Among patients receiving methadone maintenance treatment in three Bronx clinics, nearly one-third reported taking prescribed opioid analgesics. Among these patients, chronic pain, prescribed opioid analgesic misuse, and illicit substance use were prevalent. Treatment of opioid dependence remains challenging, particularly given the burden of chronic pain and comorbid illnesses, and common use of prescribed opioid analgesics.
Acknowledgments
This study was supported by R01DA032110, K24DA036955, R25DA023021, K23DA027719 and the Center for AIDS Research at the Albert Einstein College of Medicine and Montefiore Medical Center (NIH AI-51519).
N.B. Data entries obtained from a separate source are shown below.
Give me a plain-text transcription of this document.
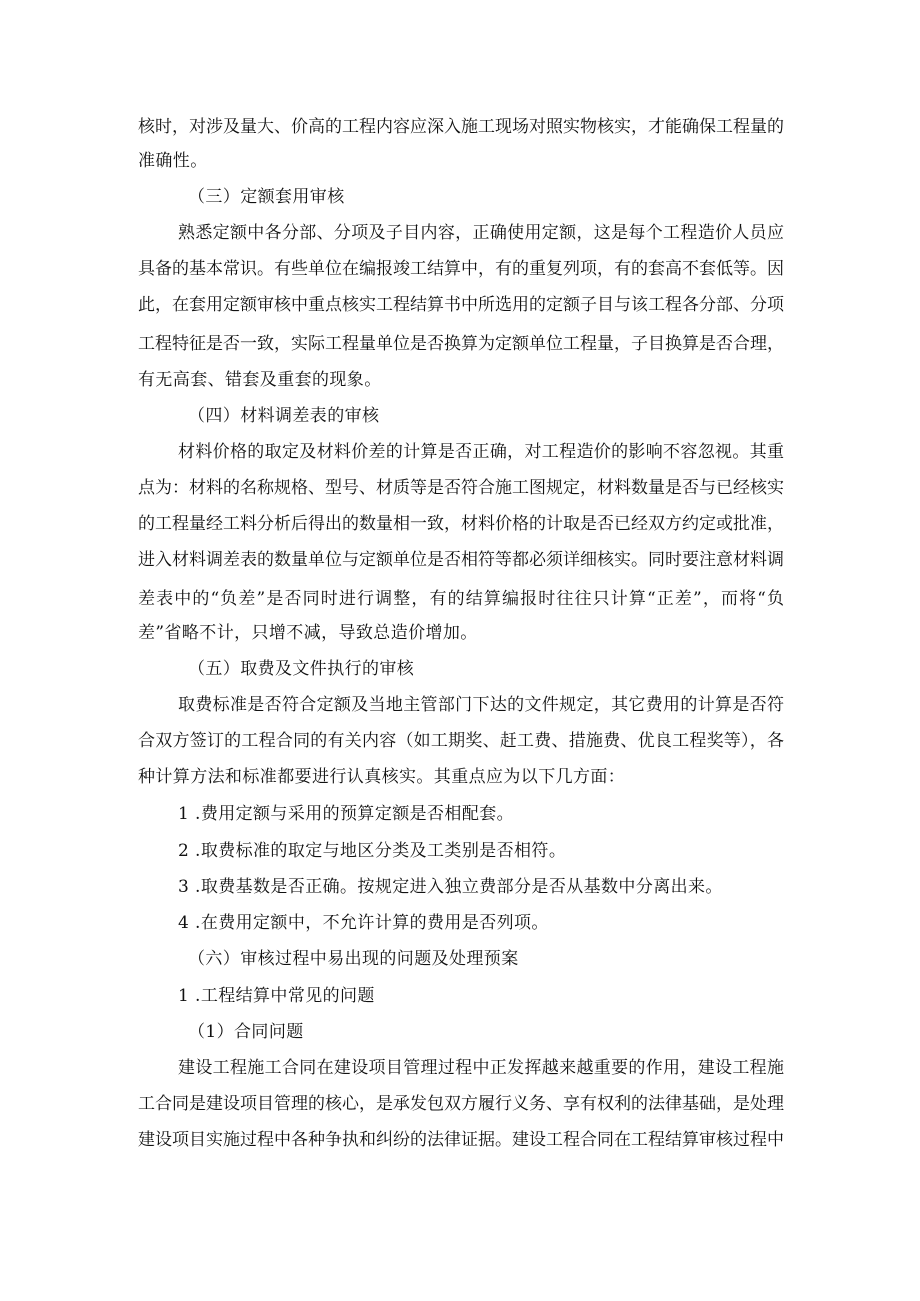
核时，对涉及量大、价高的工程内容应深入施工现场对照实物核实，才能确保工程量的
准确性。
（三）定额套用审核
熟悉定额中各分部、分项及子目内容，正确使用定额，这是每个工程造价人员应
具备的基本常识。有些单位在编报竣工结算中，有的重复列项，有的套高不套低等。因
此，在套用定额审核中重点核实工程结算书中所选用的定额子目与该工程各分部、分项
工程特征是否一致，实际工程量单位是否换算为定额单位工程量，子目换算是否合理，
有无高套、错套及重套的现象。
（四）材料调差表的审核
材料价格的取定及材料价差的计算是否正确，对工程造价的影响不容忽视。其重
点为：材料的名称规格、型号、材质等是否符合施工图规定，材料数量是否与已经核实
的工程量经工料分析后得出的数量相一致，材料价格的计取是否已经双方约定或批准，
进入材料调差表的数量单位与定额单位是否相符等都必须详细核实。同时要注意材料调
差表中的“负差”是否同时进行调整，有的结算编报时往往只计算“正差”，而将“负
差”省略不计，只增不减，导致总造价增加。
（五）取费及文件执行的审核
取费标准是否符合定额及当地主管部门下达的文件规定，其它费用的计算是否符
合双方签订的工程合同的有关内容（如工期奖、赶工费、措施费、优良工程奖等），各
种计算方法和标准都要进行认真核实。其重点应为以下几方面：
1 .费用定额与采用的预算定额是否相配套。
2 .取费标准的取定与地区分类及工类别是否相符。
3 .取费基数是否正确。按规定进入独立费部分是否从基数中分离出来。
4 .在费用定额中，不允许计算的费用是否列项。
（六）审核过程中易出现的问题及处理预案
1 .工程结算中常见的问题
（1）合同问题
建设工程施工合同在建设项目管理过程中正发挥越来越重要的作用，建设工程施
工合同是建设项目管理的核心，是承发包双方履行义务、享有权利的法律基础，是处理
建设项目实施过程中各种争执和纠纷的法律证据。建设工程合同在工程结算审核过程中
The funding agencies had no role in the design and conduct of the study; collection, management, analysis, and interpretation of the data; preparation, review, or approval of the manuscript; and decision to submit the manuscript for publication.
Footnotes
Author Contributions: MCG contributed to data collection and writing the manuscript. NLS contributed to research conception and design, and revision of the manuscript. JLS contributed to revision of the manuscript. JM and JJJ contributed to data collection and revision of the manuscript. JHA contributed to research conception and design, and revision of the manuscript. COC contributed to research conception and design, data analysis, interpretation of results, and revision of the manuscript.